Whiskers
Whiskers are the vertical lines extending from candlestick charts that indicate the highest and the lowest points of a trading pair.
What Does Whiskers Mean in Crypto?
Whiskers, also known as shadows or wicks, are the vertical lines that extend above and below a bar on a graph or candlestick charts of financial products, including cryptocurrency assets. These lines typically represent the highest and lowest price ranges the asset reached within a specific timeframe.
Wicks simply show the price extremes of a cryptocurrency asset. This allows you to understand and interpret market volatility and sentiment, enabling you to take advantage of potential price reversals.
How Do Wicks Work?
Assume that you’re monitoring Bitcoin’s candlestick chart with a 10-minute bar per candle. If the price opens at $70,000, declines to $69,800, appreciates to $71,000, and the timeframe closes at $70,200, the candlestick will be indicated with a green candle. The wick will be from $69,800 (the lowest price point during this timeframe) to $70,000 (the opening price).
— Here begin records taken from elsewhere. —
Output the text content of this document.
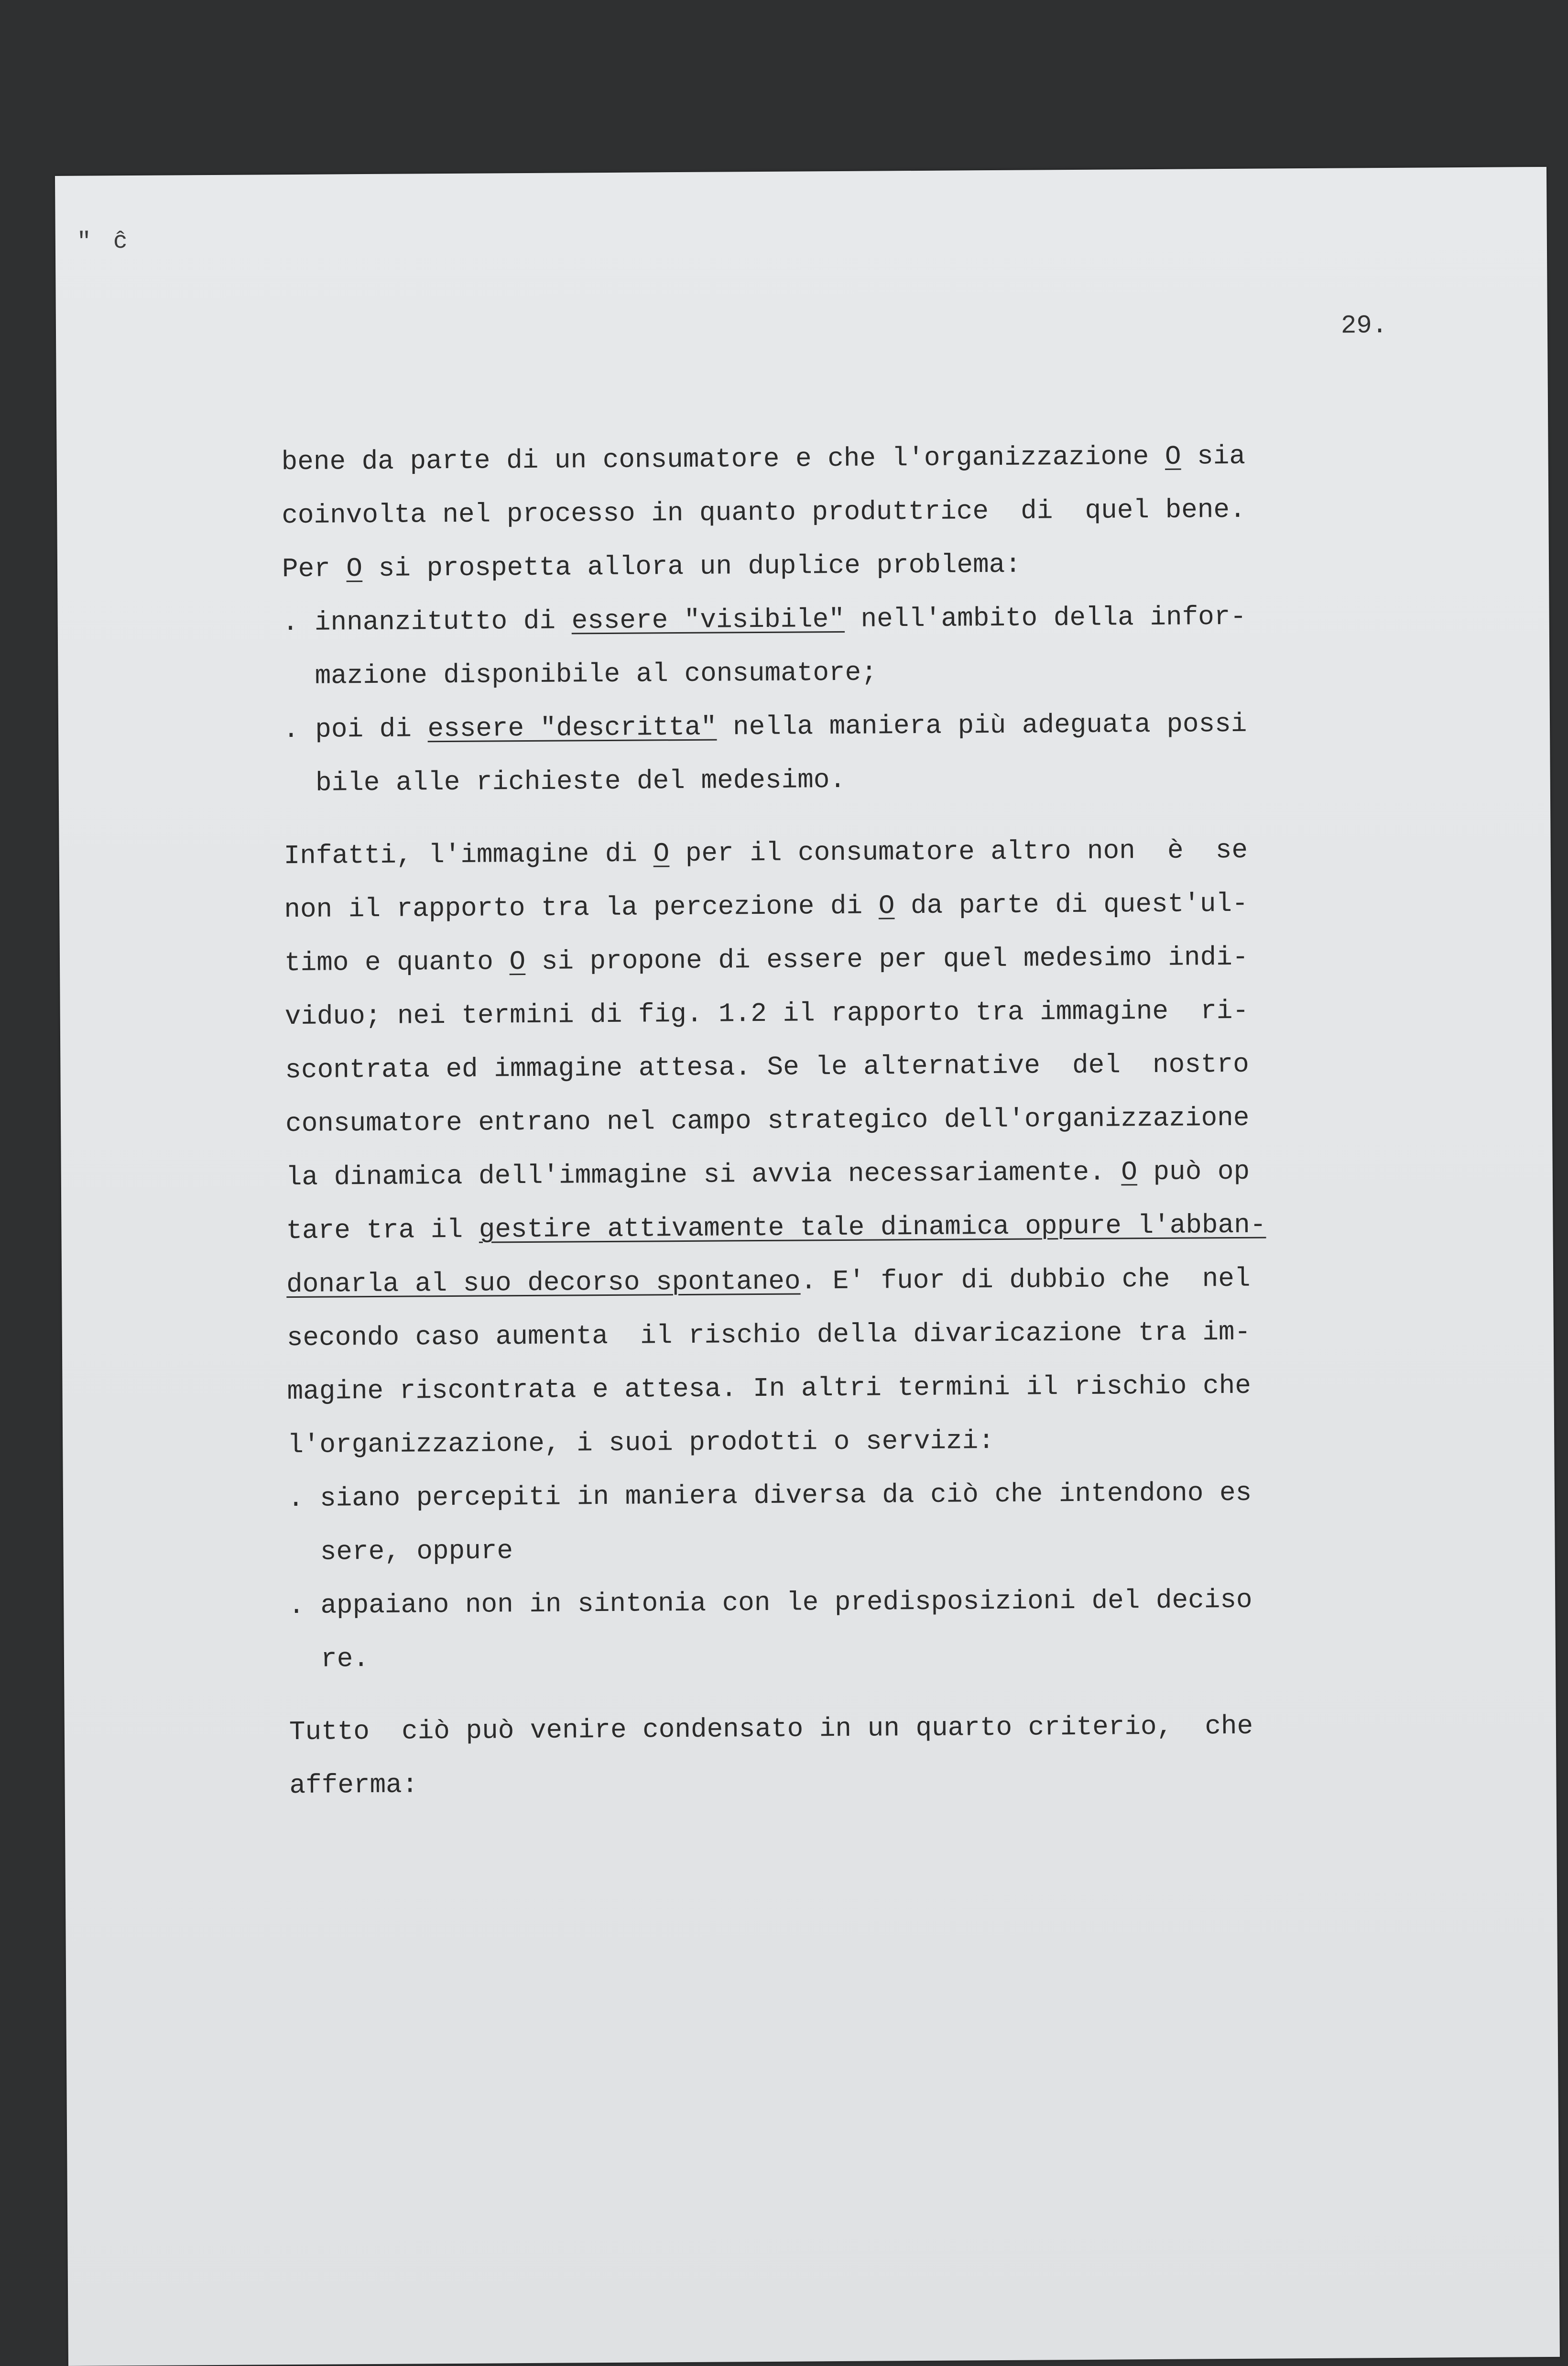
″ ĉ
29.
bene da parte di un consumatore e che l'organizzazione O sia
coinvolta nel processo in quanto produttrice  di  quel bene.
Per O si prospetta allora un duplice problema:
. innanzitutto di essere "visibile" nell'ambito della infor-
mazione disponibile al consumatore;
. poi di essere "descritta" nella maniera più adeguata possi
bile alle richieste del medesimo.
Infatti, l'immagine di O per il consumatore altro non  è  se
non il rapporto tra la percezione di O da parte di quest'ul-
timo e quanto O si propone di essere per quel medesimo indi-
viduo; nei termini di fig. 1.2 il rapporto tra immagine  ri-
scontrata ed immagine attesa. Se le alternative  del  nostro
consumatore entrano nel campo strategico dell'organizzazione
la dinamica dell'immagine si avvia necessariamente. O può op
tare tra il gestire attivamente tale dinamica oppure l'abban-
donarla al suo decorso spontaneo. E' fuor di dubbio che  nel
secondo caso aumenta  il rischio della divaricazione tra im-
magine riscontrata e attesa. In altri termini il rischio che
l'organizzazione, i suoi prodotti o servizi:
. siano percepiti in maniera diversa da ciò che intendono es
sere, oppure
. appaiano non in sintonia con le predisposizioni del deciso
re.
Tutto  ciò può venire condensato in un quarto criterio,  che
afferma:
Then there’ll be a solid green body candle from the opening price to the closing price, which is $70,200. Finally, there’ll be another wick from the closing price to the highest price point reached during this period, which is $71,000.
To explain, each segment of the candlestick has a solid box (candlestick body) – which comprises the opening and closing prices – and two shadows extending above and below the body. To put it another way, the solid box or candlestick body symbolizes the opening and closing prices while the wicks extend to the upper and lower limits that the asset’s price reaches within the specified period.
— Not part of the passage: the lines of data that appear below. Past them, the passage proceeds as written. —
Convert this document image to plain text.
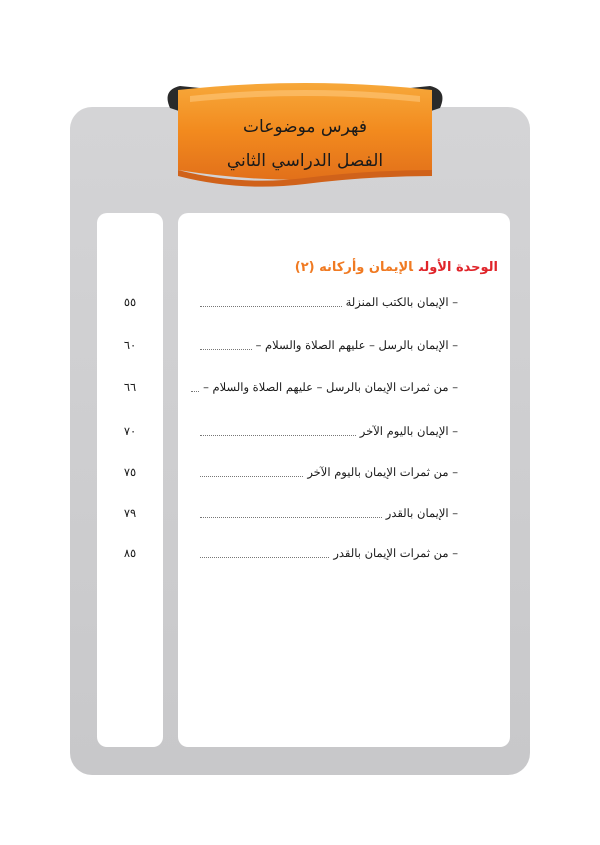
فهرس موضوعات
الفصل الدراسي الثاني
الوحدة الأولىالإيمان وأركانه (٢)
– الإيمان بالكتب المنزلة
٥٥
– الإيمان بالرسل – عليهم الصلاة والسلام –
٦٠
– من ثمرات الإيمان بالرسل – عليهم الصلاة والسلام –
٦٦
– الإيمان باليوم الآخر
٧٠
– من ثمرات الإيمان باليوم الآخر
٧٥
– الإيمان بالقدر
٧٩
– من ثمرات الإيمان بالقدر
٨٥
A red or black body and wick typically indicate that the asset’s price dropped during the specified timeframe. In contrast, a green box and whisker represent a price increase. In situations where the closing and opening prices match the high and low markings of that candlestick, the candle is said to be “wickless.”
In summary, traders can use wicks to gauge an asset’s volatility within a certain period. For instance, short wicks indicate that the upper/lower limits are close to the opening/closing prices, suggesting relatively steady price movements. On the other hand, long wicks suggest high volatility since the highest/lowest price moves significantly away from the opening/closing price.